Former railway line in Victoria, Australia

The Casterton Line was a branch line running north-west from the Portland Main Line, from the town of Branxholme to the town of Casterton, in Victoria, Australia. Opening in 1884, the line was 51 km long and entirely single track, apart from at stations.

==History==
The branch line was initially opened from Branxholme to Henty on 15 February 1884, with the rest of the line to Casterton opening later that year. There were five wayside stations: Murndal (later Miakite), Grassdale, Merino, Henty and Sandford. When the line opened, it allowed the efficient transport of passengers and local produce to the major local town of Hamilton, as well as the port of Portland and further afield. During the early 20th century, traffic on the line grew to the extent that there was a daily goods train to and from Hamilton.

In 1927, the Victorian Parliament authorised the construction of a 10 mi extension of the line to Nangeela, largely to serve a soldier settler estate in the area. With the onset of the Great Depression in the 1930s, the extension was never built.
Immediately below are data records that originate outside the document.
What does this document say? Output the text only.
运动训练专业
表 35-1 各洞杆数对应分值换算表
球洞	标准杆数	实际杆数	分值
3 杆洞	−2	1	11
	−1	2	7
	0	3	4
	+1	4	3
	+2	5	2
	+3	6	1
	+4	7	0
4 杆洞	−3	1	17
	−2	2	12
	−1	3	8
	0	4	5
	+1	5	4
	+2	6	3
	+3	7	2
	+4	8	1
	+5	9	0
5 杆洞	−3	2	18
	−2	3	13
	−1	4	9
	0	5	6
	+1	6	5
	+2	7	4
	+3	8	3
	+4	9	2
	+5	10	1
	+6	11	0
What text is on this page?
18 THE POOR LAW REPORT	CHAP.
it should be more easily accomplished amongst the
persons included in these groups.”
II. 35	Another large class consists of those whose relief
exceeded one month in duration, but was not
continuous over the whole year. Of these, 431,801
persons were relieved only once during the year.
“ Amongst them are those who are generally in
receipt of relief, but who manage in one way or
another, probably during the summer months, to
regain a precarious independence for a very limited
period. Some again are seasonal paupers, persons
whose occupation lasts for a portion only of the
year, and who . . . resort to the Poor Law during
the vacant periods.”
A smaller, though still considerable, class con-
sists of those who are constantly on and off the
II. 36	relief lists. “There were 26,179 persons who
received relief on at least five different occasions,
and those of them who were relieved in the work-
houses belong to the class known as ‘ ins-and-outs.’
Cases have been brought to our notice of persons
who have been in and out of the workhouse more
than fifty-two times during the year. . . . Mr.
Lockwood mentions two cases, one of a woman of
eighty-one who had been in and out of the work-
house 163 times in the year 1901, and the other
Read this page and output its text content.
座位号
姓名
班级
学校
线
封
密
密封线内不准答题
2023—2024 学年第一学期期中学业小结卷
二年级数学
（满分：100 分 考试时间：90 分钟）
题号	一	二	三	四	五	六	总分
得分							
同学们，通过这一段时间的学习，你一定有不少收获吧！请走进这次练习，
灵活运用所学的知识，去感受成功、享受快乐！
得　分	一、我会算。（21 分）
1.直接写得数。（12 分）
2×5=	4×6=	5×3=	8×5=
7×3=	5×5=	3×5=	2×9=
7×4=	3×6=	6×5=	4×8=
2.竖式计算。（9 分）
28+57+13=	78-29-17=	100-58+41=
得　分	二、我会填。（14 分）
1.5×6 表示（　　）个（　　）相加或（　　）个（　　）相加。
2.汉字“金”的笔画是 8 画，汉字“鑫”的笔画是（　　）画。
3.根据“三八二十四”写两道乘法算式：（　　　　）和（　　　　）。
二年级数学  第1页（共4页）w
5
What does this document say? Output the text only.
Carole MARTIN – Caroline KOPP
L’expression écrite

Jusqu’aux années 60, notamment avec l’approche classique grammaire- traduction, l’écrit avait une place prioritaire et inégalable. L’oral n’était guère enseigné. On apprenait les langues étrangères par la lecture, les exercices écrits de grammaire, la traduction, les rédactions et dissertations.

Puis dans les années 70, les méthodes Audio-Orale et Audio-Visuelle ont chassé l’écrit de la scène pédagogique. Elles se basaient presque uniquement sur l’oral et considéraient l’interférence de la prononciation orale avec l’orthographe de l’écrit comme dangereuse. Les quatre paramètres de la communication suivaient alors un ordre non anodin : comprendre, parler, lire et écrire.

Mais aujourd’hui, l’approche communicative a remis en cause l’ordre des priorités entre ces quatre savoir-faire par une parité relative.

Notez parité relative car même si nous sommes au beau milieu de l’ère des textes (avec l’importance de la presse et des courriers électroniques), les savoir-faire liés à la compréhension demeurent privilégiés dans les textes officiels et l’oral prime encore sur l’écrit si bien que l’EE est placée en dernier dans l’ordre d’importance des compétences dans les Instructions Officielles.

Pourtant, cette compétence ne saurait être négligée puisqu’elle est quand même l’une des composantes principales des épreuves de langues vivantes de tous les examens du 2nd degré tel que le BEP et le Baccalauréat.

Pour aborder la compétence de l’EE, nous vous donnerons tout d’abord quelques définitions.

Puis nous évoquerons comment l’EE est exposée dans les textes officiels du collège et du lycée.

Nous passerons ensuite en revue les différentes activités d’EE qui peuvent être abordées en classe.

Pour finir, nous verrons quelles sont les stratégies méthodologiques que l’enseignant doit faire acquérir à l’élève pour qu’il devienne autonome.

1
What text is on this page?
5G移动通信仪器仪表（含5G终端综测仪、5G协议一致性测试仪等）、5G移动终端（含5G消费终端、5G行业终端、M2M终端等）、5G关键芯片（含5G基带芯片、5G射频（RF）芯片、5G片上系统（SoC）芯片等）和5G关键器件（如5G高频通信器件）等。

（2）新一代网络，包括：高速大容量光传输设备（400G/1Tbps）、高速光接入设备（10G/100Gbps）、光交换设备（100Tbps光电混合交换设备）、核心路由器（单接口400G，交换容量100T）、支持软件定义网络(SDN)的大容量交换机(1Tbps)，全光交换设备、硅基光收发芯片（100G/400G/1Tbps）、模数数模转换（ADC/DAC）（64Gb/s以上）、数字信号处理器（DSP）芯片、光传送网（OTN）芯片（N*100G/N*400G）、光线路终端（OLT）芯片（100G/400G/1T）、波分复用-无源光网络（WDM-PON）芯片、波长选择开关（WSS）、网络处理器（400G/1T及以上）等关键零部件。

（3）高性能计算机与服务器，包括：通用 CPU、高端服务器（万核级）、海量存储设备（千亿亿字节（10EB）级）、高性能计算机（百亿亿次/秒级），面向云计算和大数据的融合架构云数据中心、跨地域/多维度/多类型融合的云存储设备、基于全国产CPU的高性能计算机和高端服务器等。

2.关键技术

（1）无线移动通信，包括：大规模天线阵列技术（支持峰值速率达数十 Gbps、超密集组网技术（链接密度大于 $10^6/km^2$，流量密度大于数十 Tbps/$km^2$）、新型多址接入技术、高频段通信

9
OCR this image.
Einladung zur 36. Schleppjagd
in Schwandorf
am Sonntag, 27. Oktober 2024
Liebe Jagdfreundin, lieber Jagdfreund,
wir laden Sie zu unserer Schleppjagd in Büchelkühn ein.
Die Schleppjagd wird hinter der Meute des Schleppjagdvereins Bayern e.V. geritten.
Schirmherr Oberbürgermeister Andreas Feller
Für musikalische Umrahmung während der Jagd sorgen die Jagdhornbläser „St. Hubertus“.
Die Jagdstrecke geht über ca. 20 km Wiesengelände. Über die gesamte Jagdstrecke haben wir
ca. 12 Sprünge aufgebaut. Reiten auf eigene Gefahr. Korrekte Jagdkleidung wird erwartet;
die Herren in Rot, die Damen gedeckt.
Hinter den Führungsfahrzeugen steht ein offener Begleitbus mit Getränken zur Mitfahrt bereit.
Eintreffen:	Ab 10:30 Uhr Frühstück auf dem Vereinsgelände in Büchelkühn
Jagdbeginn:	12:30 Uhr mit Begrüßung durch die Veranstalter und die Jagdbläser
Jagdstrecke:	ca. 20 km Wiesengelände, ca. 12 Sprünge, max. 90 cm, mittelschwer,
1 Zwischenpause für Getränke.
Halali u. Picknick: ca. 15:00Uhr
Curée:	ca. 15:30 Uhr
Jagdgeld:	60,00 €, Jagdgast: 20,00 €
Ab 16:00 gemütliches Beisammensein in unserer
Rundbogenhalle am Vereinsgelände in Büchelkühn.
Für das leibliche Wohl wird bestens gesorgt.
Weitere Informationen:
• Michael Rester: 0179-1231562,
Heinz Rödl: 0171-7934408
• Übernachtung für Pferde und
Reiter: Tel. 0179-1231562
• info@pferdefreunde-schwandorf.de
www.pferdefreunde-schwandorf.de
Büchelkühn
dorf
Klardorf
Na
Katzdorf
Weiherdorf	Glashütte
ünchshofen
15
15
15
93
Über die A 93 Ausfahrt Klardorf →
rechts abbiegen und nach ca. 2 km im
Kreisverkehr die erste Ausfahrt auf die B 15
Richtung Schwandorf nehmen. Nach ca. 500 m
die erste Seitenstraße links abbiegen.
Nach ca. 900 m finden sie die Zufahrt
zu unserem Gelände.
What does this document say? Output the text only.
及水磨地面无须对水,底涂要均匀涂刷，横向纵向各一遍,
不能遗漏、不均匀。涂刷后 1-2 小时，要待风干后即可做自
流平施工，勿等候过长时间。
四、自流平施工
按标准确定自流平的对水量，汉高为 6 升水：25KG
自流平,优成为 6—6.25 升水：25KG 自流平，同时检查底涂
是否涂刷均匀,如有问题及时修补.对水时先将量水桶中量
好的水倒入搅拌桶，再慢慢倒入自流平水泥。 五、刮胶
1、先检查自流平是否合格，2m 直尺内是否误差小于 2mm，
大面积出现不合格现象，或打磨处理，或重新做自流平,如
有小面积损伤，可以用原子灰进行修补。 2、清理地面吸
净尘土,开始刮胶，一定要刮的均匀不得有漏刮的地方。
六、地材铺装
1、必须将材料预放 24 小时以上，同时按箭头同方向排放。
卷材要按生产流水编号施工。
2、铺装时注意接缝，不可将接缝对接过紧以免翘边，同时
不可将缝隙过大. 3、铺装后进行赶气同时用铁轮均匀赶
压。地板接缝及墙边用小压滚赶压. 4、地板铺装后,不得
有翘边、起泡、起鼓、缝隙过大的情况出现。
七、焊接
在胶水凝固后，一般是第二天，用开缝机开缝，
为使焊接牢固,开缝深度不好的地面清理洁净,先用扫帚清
Both passenger and freight traffic declined following World War II, and the line was eventually closed completely on 12 September 1977, along with a number of other lines in the south-west of Victoria. Since its closure, the track has been completely removed and the rail reserve mostly sold. The Casterton station building, and the goods shed at Henty station, remain, along with some traces of the other three stations on the line.